Sosok Kades Klapanunggal yang Minta THR Rp165 Juta ke Pengusaha
Ade Endang sendiri sudah meminta maaf usai surat permintaan THR-nya viral di media sosial.
Kepala Desa (Kades) Klapanunggal, Kabupaten Bogor, Jawa Barat (Jabar), Ade Endang Saripudin terancam disanksi buntut permintaan Tunjangan Hari Raya (THR) senilai Rp165 juta kepada sejumlah perusahaan di wilayahnya.
Gubernur Jabar, Dedi Mulyadi bahkan marah besar setelah mengetahui Ade Endang memalak berkedok permintaan THR kepada pengusaha.
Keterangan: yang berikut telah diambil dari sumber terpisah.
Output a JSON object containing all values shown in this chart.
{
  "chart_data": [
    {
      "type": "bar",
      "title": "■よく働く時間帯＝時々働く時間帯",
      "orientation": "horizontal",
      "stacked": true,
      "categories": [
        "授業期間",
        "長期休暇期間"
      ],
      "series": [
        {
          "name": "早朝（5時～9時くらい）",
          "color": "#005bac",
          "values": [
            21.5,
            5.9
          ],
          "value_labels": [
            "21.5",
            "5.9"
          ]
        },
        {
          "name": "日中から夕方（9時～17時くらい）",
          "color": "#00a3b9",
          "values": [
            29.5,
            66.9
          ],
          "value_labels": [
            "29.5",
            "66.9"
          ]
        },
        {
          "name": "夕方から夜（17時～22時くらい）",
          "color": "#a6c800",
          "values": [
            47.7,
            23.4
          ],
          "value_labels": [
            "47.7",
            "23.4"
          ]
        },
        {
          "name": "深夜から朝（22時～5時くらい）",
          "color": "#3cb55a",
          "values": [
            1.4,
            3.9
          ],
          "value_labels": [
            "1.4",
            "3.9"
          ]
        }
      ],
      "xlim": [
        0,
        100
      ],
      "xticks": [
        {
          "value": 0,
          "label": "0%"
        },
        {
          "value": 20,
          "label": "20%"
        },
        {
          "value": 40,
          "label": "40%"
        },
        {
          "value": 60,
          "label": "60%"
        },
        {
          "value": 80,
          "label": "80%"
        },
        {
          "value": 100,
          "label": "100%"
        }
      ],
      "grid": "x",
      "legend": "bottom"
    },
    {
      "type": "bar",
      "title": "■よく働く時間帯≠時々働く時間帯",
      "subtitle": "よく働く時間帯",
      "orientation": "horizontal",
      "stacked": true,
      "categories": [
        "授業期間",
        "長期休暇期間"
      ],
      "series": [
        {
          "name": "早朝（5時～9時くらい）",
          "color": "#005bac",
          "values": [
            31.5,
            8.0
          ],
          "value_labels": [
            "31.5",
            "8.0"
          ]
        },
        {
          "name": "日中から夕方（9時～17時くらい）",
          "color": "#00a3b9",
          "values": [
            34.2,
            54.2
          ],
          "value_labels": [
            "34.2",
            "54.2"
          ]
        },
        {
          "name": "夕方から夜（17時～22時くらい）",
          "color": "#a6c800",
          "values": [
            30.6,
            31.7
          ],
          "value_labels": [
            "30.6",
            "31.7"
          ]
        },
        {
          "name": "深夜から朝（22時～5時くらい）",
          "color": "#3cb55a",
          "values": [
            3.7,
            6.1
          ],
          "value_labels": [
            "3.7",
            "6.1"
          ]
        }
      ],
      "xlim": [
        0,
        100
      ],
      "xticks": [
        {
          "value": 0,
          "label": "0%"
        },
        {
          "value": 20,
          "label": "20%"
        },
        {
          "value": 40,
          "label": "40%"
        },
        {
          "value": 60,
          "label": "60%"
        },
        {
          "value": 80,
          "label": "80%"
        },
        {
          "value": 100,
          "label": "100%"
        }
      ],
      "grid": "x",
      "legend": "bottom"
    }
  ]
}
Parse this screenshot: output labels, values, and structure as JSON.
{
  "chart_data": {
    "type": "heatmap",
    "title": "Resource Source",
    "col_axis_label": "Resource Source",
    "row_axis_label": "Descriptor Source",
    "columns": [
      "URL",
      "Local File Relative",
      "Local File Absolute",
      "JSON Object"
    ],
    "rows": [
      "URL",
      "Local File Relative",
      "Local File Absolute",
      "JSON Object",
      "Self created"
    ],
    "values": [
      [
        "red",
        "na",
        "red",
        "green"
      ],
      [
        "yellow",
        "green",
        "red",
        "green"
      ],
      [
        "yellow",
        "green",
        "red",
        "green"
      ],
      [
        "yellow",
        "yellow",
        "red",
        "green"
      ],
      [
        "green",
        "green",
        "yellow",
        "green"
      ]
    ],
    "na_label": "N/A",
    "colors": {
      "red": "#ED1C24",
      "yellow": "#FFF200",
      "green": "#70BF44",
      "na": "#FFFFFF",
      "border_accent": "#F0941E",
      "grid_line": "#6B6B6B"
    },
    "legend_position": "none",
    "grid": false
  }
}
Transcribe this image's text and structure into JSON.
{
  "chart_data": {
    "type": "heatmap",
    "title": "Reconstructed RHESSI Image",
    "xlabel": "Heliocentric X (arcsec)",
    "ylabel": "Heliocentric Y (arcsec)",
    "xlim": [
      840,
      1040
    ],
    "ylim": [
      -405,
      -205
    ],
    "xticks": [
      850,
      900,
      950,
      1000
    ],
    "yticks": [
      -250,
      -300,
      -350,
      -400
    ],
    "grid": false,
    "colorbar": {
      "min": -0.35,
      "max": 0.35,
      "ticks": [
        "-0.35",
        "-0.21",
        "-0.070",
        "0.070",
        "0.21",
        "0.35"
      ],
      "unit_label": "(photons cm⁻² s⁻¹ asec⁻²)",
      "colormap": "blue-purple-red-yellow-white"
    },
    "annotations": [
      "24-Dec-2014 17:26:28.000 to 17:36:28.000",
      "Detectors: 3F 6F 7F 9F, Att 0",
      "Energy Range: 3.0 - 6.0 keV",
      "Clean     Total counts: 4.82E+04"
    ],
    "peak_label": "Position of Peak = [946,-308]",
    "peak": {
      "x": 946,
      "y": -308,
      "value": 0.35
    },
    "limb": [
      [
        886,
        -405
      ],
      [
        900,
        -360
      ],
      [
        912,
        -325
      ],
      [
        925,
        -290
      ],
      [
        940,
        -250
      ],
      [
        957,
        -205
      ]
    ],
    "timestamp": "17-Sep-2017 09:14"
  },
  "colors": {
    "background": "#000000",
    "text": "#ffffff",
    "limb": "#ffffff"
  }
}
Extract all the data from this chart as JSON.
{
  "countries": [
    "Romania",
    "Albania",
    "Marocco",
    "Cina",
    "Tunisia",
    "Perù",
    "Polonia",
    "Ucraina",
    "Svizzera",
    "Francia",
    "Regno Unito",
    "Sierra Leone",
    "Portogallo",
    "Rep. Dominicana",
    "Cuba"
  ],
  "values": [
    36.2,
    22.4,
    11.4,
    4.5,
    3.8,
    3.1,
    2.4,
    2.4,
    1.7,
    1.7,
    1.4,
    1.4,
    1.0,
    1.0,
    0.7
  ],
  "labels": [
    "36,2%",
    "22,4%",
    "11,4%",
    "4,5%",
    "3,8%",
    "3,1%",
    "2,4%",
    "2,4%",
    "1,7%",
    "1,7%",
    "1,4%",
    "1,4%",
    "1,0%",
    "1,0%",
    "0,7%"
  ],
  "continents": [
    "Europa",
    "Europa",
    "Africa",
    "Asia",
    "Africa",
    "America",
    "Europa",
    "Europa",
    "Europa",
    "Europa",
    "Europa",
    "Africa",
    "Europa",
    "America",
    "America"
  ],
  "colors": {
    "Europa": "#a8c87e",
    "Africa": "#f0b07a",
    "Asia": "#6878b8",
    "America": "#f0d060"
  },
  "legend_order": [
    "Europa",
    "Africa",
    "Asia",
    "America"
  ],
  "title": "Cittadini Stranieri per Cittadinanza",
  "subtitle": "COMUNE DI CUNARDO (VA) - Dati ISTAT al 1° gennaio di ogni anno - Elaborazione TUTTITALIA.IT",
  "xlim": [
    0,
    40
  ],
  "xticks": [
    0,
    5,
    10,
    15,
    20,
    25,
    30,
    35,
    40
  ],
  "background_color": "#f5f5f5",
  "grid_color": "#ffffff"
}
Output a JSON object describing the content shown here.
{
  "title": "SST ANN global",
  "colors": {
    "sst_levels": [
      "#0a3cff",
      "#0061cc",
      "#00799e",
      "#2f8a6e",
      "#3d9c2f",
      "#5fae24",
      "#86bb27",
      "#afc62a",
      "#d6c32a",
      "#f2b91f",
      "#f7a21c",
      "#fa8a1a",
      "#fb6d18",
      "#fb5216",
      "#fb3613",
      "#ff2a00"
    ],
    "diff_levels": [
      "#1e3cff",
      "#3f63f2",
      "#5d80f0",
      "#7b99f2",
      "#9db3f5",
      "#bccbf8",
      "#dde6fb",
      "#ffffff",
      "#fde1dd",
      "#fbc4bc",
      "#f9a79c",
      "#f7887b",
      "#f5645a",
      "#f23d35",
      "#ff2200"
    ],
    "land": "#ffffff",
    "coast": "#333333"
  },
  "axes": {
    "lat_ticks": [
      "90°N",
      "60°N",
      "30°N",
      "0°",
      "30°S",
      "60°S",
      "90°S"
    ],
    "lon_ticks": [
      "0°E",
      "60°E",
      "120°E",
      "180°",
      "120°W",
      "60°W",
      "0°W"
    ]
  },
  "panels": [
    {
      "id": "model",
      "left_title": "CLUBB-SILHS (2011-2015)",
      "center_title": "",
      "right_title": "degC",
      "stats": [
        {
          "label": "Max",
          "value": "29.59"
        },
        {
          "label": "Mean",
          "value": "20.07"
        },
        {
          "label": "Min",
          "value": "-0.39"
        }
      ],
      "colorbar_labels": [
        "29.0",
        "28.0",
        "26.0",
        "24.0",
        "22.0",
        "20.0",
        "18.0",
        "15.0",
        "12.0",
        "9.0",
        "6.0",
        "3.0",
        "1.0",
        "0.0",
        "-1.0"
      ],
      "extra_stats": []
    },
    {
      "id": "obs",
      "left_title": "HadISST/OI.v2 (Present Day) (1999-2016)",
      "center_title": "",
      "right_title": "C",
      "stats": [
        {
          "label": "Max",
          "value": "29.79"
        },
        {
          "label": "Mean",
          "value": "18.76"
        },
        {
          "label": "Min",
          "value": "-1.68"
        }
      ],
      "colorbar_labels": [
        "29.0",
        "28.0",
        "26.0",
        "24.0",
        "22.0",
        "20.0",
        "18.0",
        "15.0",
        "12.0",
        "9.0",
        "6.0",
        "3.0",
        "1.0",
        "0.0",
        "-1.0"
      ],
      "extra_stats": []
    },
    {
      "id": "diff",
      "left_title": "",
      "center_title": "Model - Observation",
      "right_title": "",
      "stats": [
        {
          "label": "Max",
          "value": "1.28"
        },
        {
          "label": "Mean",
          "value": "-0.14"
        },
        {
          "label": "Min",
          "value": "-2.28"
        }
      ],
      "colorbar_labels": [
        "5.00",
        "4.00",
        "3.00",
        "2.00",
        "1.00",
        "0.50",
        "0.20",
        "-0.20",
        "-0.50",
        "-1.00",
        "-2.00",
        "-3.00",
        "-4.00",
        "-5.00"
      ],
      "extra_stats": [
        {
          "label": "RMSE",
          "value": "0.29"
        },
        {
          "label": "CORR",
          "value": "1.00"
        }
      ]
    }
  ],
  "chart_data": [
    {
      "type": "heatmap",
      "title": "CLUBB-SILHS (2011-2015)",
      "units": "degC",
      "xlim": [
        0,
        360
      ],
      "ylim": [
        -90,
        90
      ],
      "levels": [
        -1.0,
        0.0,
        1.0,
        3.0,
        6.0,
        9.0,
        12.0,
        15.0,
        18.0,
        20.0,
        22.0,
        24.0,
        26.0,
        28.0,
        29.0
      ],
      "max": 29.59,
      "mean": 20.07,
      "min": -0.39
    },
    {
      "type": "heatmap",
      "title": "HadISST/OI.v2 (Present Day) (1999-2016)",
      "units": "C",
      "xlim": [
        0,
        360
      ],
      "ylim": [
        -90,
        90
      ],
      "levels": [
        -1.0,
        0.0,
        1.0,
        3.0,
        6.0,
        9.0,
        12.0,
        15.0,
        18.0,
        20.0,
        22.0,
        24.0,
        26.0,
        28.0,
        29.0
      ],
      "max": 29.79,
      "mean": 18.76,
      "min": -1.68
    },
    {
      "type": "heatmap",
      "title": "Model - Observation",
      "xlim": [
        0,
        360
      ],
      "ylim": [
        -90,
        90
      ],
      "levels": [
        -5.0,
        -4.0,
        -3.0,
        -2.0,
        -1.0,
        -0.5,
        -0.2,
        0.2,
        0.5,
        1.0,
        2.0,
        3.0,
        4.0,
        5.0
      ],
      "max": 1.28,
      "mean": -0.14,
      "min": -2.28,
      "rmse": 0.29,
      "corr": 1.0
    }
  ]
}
Demul, sapaan Dedi Muyladi, menegaskan Ade Endang harus diproses hukum.
"Saya cenderung kades sama dengan preman di Bekasi. Artinya harus ada proses hukum yang dilakukan," kata Demul usai halalbihalal di rumah dinas Ketua MPR RI, Komplek Widya Chandra, Jakarta Selatan, Rabu (2/4).
Demul mengaku sudah melaporkan kepada Kapolda Jawa Barat Irjen Ahmad Wiyagus terkait sikap Kades Klapanunggal.
"Sudah saya sampaikan ke Kapolda Jabar. (Hasilnya) Tunggu beberapa hari ini," pungkasnya.
Ade Endang sendiri sudah meminta maaf usai surat permintaan THR-nya viral di media sosial. Dia mengklarifikasi bahwa surat tersebut hanya bersifat imbauan agar memberikan THR.
“Saya mengaku salah dan memohon maaf kepada para pihak yang merasa kurang berkenan,” kata Ade Endang melalui sebuah video.
Dia meminta pengusaha untuk mengabaikan surat tersebut karena sudah terlanjur viral.
“Mohon kepada para pengusaha untuk mengabaikan surat yang sudah terlanjur beredar dan saya akan menarik kembali surat imbauan tersebut,” ujarnya.
Sosok Ade Endang
Ade Endang Saripudin mulai menjabat sebagai Kepala Desa Klapanunggal sejak tahun 2020. Kades yang juga menjabat sebagai Ketua APDESI Kecamatan Klapanunggal ini memenangkan Pilkades 2020 dengan perolehan suara signifikan.
Saat ini, Ade Endang jadi buah bibir masyarakat karena meminta THR hingga Rp165 juta kepada pengusaha. Tak hanya itu, dia disebut-sebut memotong dana bantuan sosial (bansos).
Pernah Dituduh Sunat Bansos
Ade Endang pernah dituduh melakukan pemotongan dana bansos hingga 50 persen. Dugaan penyunatan bansos ini terjadi pada 2021 lalu.
Saat itu, warga ramai-ramai mengeluh hanya menerima bansos Rp300.000 dari nominal seharusnya Rp600.000.
Tuduhan ini semakin memperkuat citra negatif yang melekat pada kepemimpinannya. Meskipun Ade Endang membantah tuduhan tersebut dan menyatakan adanya pihak lain yang terlibat, kasus ini tetap menjadi sorotan publik.
Pemerintah Kabupaten Bogor berencana menindaklanjuti kasus ini melalui inspektorat. Langkah ini diharapkan dapat mengungkap kebenaran dan memberikan sanksi yang sesuai jika terbukti adanya pelanggaran.